Of course, the “war on terror,” or “The Long War” as some administration officials refer to it, was never really about bin Laden or al Qaeda, and in hindsight it seems clear that the Bush administration would have led us into this war even if 9/11 had never happened. Knowing what we know from the record, it is not paranoid to assume that President Bush was determined to invade Iraq one way or the other — the specter of bin Laden only made it a tad easier. And there is no doubt that it is our occupation of Iraq that now serves as the number one recruiting tool for anti-American, Islamic extremists.
Oh, I know that statements like that will attract the usual vitriolic attacks accusing liberals like me of being soft on terror, of being appeasers and self-blamers, of caring more about the terrorists than their innocent victims… blah, blah, blah, blah, blah. Assholes.
But facts are facts. We now know through official documents and interviews with administration officials that Bush was looking for an excuse to invade Iraq from the moment he assumed office, and days after the 9/11 attack he had to be talked off of Iraq and onto Afghanistan as the first battlefield in his war.
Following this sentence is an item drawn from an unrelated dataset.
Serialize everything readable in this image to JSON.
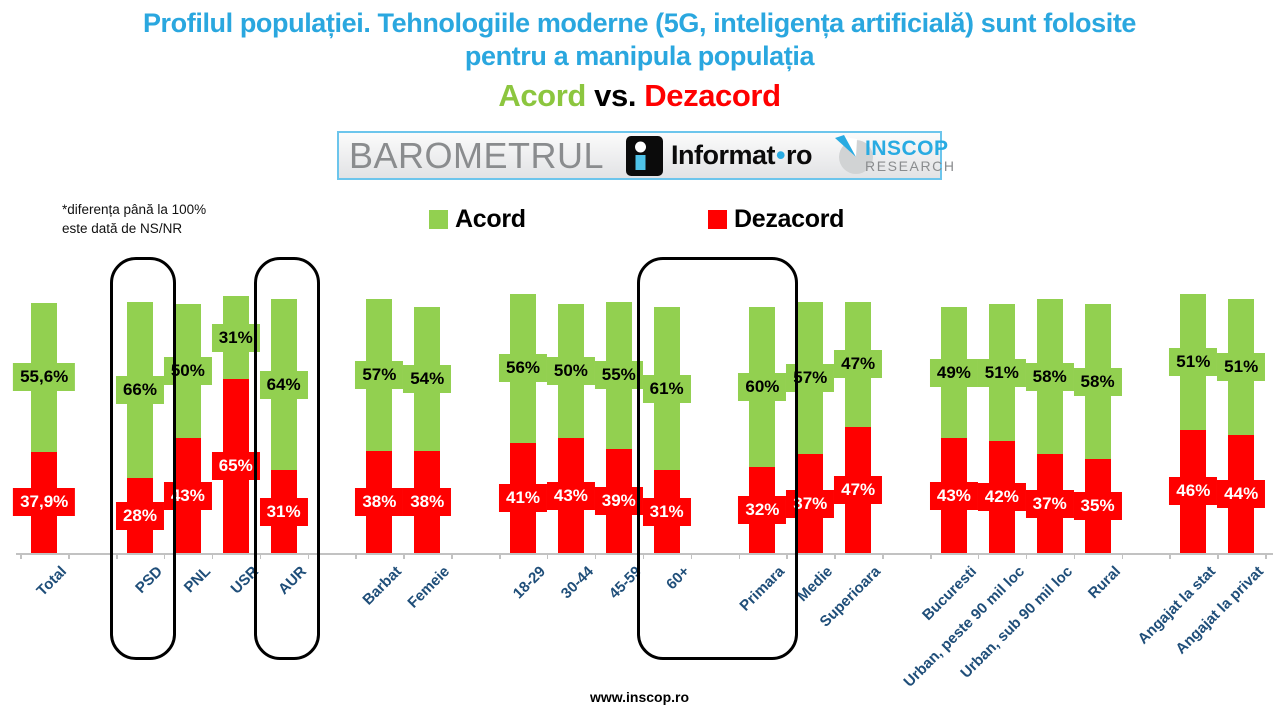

And what has been intuitively obvious to all but the most partisan observers — that replacing Saddam Hussein with a foreign occupation and a bloody civil war is creating a generation or more of anti-American extremists — has now been confirmed by our own intelligence agencies.
A stark assessment of terrorism trends by American intelligence agencies has found that the American invasion and occupation of Iraq has helped spawn a new generation of Islamic radicalism and that the overall terrorist threat has grown since the Sept. 11 attacks.
[…]
An opening section of the report, “Indicators of the Spread of the Global Jihadist Movement,” cites the Iraq war as a reason for the diffusion of jihad ideology.
The report “says that the Iraq war has made the overall terrorism problem worse,” said one American intelligence official.
Republicans use the war on terror to vilify Democrats, to accuse us of being weak on defense and homeland security… but even its own intelligence agencies now admit that the administration’s policies have made us less safe, not more. And yet the Bush administration and the Republican leadership in Congress hold steadfast to their failed policies.
When our state’s editorial boards consider their endorsements in the Senate and House races it would be irresponsible of them not to take into consideration the stark assessment of our nation’s intelligence agencies, and weigh heavily the fact that a vote for a Republican — any Republican — is a vote for policies that endanger all Americans. Only a change of leadership will change our nation’s course, and without a change of course it’s going to be a long war indeed.